Two of the most affected are the Plantation Waterway stream along Riverbend Rd and the Old Tutaekuri Riverbed stream.
St Patrick's School principal Jurek Wypych said the smell wafting over to the school from the Plantation Waterway stream was unpleasant.
"It does affect us, particularly when it is low and there is no flow of water. Summer is the worst season but there are issues throughout the year.
"There is often rubbish in the creek as well as a build-up of weed that is not regularly removed or cleaned.
"The reserve area is well maintained by the council but unfortunately the creek spoils that," Wypych said.
Hawke's Bay Regional Council and Napier City Council have responsibility for various parts of the city's streams.
The councils both told Hawke's Bay Today they were working together to enhance stream health in Napier.
HBRC said November's water temperatures were at their highest since testing sites were established in the mid-late 1990s.
"This would have exacerbated water quality problems in urban waterways."
A spokesperson said green growth in the Plantation Waterway stream was duckweed.
"The picture is typical of what a key problem is in low-land waterways," said Hawke's Bay Regional Council senior water quality and ecology scientist Sandy Haidekker.
A lack of vegetation shielding the stream from sunlight causes algae and aquatic plants to grow to a "nuisance level" in high water temperatures, Haidekker said.
Planting more trees is a potential solution but this would have to be done carefully to ensure vegetation would not cause flooding in heavy rain.
Haidekker did not have current data on whether the stream is healthy for humans but said she suspects there may be critical E. Coli concentrations in the water due to ducks and dogs in the area.
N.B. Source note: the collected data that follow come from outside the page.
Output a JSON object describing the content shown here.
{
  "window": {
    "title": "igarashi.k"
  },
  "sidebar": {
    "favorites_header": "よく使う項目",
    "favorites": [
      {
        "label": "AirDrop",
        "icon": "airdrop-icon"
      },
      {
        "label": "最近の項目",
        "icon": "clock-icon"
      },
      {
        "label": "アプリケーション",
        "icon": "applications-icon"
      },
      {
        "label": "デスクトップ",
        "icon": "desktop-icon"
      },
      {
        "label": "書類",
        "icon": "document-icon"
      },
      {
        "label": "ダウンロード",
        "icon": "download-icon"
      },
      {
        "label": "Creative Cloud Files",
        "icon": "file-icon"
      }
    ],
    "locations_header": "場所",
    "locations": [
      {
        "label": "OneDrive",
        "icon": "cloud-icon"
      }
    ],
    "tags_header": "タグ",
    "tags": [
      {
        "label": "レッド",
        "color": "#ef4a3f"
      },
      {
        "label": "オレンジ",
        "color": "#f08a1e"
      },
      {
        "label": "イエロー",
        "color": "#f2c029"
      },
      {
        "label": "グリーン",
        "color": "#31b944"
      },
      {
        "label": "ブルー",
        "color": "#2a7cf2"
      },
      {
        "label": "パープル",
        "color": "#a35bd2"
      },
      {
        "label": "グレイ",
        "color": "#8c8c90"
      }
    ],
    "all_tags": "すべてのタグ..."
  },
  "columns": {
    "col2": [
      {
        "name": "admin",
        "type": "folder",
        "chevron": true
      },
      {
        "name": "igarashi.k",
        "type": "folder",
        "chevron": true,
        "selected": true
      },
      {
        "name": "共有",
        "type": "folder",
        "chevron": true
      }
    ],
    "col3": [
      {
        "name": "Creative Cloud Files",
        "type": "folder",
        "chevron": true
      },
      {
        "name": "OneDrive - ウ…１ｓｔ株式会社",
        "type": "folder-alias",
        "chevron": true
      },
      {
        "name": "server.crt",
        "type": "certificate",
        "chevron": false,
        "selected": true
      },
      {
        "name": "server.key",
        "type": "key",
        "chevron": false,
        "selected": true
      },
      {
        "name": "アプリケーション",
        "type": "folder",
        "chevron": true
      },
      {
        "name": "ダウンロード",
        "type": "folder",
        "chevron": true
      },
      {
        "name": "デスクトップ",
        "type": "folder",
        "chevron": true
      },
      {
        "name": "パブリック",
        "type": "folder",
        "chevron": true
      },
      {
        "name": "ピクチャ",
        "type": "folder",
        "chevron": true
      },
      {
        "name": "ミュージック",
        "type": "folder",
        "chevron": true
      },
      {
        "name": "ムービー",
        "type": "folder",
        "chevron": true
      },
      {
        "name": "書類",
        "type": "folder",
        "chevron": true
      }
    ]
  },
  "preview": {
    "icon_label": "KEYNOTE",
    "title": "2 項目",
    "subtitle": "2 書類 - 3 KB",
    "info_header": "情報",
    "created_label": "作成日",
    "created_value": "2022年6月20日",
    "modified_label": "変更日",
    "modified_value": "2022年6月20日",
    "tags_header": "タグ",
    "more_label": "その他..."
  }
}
"The plants themselves are not unhealthy, the ducks love feeding and floating on the duckweed."
The smell could potentially be that the duckweed is blocking the flow of oxygen between the water and the air causing a sulphuric smell to be released, she said.
Residents have also raised concerns about the Old Tutaekuri Riverbed stream which one told Hawke's Bay Today "has been a disgrace for years".
"In warmer weather it is necessary to take a deep breath, then scurry across the bridge before breathing again."
Napier City Council's manager of environmental solutions, Cameron Burton, said the problem with the stream was likely nutrient growth that had been exacerbated by "consistently warm temperatures in low velocity waterways".
Contamination such as dog poo, car washing chemicals, sawdust, rubbish and dirt entering the stormwater system also contribute to the issue, Burton said.
"The odour is caused by the natural substance starting to break down naturally," he said.
The algae is cleaned from the stream and taken to landfills every year in the first week of December and will be occurring later this week, he said.
Burton recommends humans and dogs do not come in contact with the stream and said there may be other toxins underneath the algae which they are unaware of.